Ainda orgulhosos da sua primeira vitória, há tempos os sofistas mantinham o desafio original, mas apenas para as visitas mais ilustres. Não se fazia como na "disputatio", como esta foi mais tarde cunhada pelos medievais, pois nesta discussão o fim era didático, enquanto os debates dos sofistas tinham outro propósito, serviam para render fama, e a fama rendia alunos, os alunos rendiam poder e o poder rendia a autoridade para vencer os debates.

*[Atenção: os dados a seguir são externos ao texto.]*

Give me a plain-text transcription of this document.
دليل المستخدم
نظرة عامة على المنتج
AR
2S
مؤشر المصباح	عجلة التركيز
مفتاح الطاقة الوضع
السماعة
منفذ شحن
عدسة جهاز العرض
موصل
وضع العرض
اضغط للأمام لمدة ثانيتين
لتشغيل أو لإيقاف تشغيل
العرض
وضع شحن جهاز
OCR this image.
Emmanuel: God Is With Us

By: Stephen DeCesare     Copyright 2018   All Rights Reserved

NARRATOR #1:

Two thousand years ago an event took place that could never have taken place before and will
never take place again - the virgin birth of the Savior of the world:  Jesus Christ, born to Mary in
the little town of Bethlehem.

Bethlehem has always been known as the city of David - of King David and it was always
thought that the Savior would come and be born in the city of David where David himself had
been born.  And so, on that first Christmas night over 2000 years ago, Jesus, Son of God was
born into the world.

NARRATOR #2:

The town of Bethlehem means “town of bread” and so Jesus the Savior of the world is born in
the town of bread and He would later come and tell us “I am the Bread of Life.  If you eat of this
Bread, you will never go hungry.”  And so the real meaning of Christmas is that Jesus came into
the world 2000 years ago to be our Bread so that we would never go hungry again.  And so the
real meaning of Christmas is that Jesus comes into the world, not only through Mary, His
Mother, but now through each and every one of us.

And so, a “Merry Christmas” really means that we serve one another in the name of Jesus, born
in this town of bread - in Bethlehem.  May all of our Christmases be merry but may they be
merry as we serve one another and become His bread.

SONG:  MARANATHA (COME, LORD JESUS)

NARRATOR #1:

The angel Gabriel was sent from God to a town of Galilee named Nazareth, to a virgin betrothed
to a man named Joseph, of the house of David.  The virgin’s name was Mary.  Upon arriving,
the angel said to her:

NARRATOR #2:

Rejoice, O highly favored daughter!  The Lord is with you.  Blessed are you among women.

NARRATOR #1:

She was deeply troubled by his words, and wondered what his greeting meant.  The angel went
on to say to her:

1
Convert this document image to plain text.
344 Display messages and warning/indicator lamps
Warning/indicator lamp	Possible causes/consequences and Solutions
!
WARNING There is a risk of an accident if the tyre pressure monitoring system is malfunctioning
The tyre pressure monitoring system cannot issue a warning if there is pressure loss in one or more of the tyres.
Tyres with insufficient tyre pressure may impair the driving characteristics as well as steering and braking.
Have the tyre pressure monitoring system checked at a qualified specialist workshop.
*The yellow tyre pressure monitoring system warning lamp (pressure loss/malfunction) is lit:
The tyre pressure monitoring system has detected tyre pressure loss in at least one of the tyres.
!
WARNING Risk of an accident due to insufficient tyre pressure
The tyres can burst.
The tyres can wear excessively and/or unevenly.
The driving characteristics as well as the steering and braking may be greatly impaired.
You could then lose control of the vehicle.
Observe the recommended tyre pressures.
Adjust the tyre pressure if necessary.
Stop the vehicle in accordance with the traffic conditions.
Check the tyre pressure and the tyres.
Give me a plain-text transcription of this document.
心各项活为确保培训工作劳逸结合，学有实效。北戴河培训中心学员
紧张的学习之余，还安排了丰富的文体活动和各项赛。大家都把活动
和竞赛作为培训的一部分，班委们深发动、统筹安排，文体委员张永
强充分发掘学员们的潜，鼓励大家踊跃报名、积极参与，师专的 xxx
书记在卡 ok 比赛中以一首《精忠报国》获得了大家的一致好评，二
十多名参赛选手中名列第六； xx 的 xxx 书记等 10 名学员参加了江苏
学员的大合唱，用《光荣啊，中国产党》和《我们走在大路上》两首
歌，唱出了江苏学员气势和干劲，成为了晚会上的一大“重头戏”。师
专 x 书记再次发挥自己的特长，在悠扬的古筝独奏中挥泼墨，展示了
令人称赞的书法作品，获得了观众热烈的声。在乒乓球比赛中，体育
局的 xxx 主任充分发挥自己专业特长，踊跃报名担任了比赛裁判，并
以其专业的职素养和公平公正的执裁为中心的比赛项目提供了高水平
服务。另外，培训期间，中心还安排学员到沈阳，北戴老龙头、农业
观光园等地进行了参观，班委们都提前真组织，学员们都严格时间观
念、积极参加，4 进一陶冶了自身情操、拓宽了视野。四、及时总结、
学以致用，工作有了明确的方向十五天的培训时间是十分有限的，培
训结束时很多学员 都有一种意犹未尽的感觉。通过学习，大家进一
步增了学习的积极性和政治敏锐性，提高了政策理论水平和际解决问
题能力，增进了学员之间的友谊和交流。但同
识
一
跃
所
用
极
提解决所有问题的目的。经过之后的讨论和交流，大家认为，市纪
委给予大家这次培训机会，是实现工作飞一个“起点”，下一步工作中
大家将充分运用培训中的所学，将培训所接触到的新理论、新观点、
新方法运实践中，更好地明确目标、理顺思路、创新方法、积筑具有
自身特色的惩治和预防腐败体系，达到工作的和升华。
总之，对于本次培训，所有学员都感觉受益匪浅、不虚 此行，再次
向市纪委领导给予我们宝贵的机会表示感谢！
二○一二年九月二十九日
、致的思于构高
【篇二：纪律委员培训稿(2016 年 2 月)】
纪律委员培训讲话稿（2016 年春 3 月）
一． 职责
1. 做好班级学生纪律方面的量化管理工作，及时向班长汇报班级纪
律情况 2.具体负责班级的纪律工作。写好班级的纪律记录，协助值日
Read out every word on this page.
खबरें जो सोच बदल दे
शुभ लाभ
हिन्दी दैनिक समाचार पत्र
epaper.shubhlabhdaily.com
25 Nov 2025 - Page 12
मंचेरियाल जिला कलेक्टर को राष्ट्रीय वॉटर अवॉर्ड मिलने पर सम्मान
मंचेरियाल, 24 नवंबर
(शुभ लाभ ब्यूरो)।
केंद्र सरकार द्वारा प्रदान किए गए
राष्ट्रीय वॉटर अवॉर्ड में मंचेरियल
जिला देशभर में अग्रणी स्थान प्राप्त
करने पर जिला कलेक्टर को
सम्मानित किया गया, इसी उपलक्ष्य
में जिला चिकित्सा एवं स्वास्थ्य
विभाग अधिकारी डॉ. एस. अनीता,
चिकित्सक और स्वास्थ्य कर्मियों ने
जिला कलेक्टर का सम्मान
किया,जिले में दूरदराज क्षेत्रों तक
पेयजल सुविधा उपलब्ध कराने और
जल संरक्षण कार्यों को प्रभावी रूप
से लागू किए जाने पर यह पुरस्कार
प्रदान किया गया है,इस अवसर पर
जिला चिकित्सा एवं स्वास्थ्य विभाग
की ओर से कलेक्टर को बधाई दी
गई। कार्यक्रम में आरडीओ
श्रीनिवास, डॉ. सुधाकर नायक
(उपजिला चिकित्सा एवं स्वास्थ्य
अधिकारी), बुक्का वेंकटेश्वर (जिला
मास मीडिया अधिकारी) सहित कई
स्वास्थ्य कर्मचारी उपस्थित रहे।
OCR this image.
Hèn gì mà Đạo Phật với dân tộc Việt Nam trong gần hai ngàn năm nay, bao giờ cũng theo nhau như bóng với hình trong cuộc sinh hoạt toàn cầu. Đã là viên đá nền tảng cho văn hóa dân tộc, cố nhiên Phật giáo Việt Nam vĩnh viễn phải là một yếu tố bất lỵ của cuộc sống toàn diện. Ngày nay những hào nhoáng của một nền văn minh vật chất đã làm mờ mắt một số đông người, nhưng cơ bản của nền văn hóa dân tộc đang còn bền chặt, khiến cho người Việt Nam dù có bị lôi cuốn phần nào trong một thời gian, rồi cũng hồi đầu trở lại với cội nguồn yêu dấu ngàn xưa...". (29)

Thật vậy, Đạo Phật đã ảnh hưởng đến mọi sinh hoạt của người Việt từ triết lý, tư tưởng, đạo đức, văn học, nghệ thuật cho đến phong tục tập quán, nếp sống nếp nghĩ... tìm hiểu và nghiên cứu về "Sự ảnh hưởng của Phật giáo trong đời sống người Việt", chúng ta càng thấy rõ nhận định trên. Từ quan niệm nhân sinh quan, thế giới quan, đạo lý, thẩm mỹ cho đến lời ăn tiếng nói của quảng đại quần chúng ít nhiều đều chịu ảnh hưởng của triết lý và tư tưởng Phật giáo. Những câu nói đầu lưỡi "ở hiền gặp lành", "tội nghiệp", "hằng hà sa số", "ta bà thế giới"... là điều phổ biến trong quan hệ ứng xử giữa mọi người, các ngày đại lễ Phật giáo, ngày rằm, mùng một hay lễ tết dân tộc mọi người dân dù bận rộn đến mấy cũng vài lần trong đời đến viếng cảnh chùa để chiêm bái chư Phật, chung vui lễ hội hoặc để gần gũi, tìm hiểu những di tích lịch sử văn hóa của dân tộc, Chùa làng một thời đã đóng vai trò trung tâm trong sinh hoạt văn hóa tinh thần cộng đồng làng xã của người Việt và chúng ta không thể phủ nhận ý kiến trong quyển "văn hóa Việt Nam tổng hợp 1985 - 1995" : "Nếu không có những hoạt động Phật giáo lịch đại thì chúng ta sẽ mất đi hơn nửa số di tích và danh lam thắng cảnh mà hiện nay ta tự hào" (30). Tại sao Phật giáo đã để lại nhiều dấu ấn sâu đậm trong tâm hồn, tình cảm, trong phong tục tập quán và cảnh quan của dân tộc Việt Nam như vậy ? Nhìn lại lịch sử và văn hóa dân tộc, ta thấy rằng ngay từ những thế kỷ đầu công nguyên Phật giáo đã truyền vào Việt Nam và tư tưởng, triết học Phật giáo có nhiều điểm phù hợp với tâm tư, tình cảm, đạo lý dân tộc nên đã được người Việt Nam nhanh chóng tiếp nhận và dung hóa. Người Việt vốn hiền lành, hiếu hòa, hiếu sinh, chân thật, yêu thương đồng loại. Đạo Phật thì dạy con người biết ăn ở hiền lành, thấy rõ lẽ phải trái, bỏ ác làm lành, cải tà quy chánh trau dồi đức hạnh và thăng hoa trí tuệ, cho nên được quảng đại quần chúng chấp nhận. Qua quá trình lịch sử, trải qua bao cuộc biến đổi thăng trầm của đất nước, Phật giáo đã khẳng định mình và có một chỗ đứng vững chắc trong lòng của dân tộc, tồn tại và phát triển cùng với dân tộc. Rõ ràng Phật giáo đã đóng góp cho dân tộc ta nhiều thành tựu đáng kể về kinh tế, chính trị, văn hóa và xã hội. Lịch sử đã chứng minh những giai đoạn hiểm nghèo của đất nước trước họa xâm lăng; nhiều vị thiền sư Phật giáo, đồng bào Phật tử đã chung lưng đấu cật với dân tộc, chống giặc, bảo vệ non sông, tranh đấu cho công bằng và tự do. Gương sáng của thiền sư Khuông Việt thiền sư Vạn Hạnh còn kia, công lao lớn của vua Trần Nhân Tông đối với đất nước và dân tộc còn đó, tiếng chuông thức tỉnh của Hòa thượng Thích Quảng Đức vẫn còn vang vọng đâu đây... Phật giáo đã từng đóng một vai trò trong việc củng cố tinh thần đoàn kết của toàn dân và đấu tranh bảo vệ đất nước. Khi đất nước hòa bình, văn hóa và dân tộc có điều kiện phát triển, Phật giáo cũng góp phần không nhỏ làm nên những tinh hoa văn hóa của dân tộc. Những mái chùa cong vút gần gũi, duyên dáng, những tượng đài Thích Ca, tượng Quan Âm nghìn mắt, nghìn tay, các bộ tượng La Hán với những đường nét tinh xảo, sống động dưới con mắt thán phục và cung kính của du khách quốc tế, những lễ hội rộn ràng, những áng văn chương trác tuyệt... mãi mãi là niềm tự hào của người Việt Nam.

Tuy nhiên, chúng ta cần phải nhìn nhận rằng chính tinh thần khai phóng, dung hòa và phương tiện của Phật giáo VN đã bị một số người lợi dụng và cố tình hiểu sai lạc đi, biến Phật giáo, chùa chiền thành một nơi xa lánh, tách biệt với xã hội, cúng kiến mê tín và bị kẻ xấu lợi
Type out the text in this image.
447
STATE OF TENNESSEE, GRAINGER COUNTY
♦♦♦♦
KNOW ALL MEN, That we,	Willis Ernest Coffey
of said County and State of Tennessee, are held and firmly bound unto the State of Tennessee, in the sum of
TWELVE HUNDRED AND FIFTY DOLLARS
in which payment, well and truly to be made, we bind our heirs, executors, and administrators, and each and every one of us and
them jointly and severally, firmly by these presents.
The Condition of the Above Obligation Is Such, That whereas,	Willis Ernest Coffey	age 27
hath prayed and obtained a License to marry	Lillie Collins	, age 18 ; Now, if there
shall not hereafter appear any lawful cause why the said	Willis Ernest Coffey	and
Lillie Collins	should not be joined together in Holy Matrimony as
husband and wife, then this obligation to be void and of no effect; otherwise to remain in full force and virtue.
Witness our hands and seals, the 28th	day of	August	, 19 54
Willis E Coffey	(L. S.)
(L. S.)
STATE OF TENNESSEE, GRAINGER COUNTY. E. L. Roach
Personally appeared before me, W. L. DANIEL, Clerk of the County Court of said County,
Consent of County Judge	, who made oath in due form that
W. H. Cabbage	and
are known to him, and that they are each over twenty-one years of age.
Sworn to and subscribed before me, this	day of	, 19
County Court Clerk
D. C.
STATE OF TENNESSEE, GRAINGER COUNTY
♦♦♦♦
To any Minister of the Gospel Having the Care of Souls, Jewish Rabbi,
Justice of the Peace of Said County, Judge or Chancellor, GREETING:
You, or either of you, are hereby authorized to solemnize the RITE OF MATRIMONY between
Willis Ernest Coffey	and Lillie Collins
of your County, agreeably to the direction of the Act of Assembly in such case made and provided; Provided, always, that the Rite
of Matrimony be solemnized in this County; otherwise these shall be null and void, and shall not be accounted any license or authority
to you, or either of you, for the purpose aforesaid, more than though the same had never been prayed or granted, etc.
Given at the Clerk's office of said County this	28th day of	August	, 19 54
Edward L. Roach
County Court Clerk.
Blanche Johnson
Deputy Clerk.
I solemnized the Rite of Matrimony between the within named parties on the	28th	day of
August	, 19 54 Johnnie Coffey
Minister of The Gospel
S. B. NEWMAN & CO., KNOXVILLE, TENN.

Erón, o Insaciável, foi atingido por um desejo atroz de ter o Monte para si. Como a sabedoria de Adrastos lhe era útil, transformou o seu companheiro em escravo dos seus caprichos. Adrastos, que era incapaz de convencer Erón senão pela sua própria vontade, não conseguiu modificar os seus desígnios, senão fazê-lo zelar pela sua proteção, selando o acordo com um juramento pelo Egisto.

O sábio e o bruto se encaminharam para o monte Eudora. Em nome de Apolo, pediram entrada, pelo que não foram recebidos, estavam todos muito ocupados para receber sacerdotes. Como o sol demorava a descer, imaginou Adrastos que eram observados pelo deus sol, em seu carro solar. A medida que o dia escaldava, os sofistas abriram as portas para fazer ventilar, o que, aliás, era comum naquela hora do dia. Foi desta forma que os aventureiros fizeram a entrada.


Os Sofistas

A ingenuidade dos forasteiros divertiu Momo, que decidiu atendê-los pessoalmente. A arrogância deste homem não era clara, mas precisa. Quis logo impressionar os convivas, mas como o bruto não era capaz de compreender o seu diálogo, por estar centrado na sua própria consciência, e o sábio parecia acreditar mais no ser das coisas que em simples palavras, este logo se desinteressou pelos forasteiros.

Podíamos perceber que, a medida que o tempo passava, desde o desafio original, a falta de convicção dos sofistas fê-los proferir discursos cada vez menos rematados. A estranha confiança parecia provir dos fracos desafios a que eram submetidos, todos empunhados por homens de igual caráter, formados na mesma cátedra. E eram os sofistas os responsáveis pela formação de conselhos e soberanos. Os reflexos dos seus perniciosos ensinamentos se faziam sentir nitidamente.


Erón, o Indestrutível

Erón era desejoso de tomar o monte a força. Incapaz de entender razoavelmente o que Adrastos tentava lhe explicar, não ouvia aos seus gritos e as suas súplicas. Não que vivesse apenas na sua própria consciência, porque isso era impossível, pelo menos enquanto estivesse no domínio dos seus sentidos. As pessoas próximas podiam ouvir claramente os alertas de Adrastos: se tomassem pela força, pela força teriam que mantê-lo, e nada se mantém assim por muito tempo. Não que a força lhes fosse inútil, mas era necessário que a força fosse exercida de uma forma que pudesse reunir os outros.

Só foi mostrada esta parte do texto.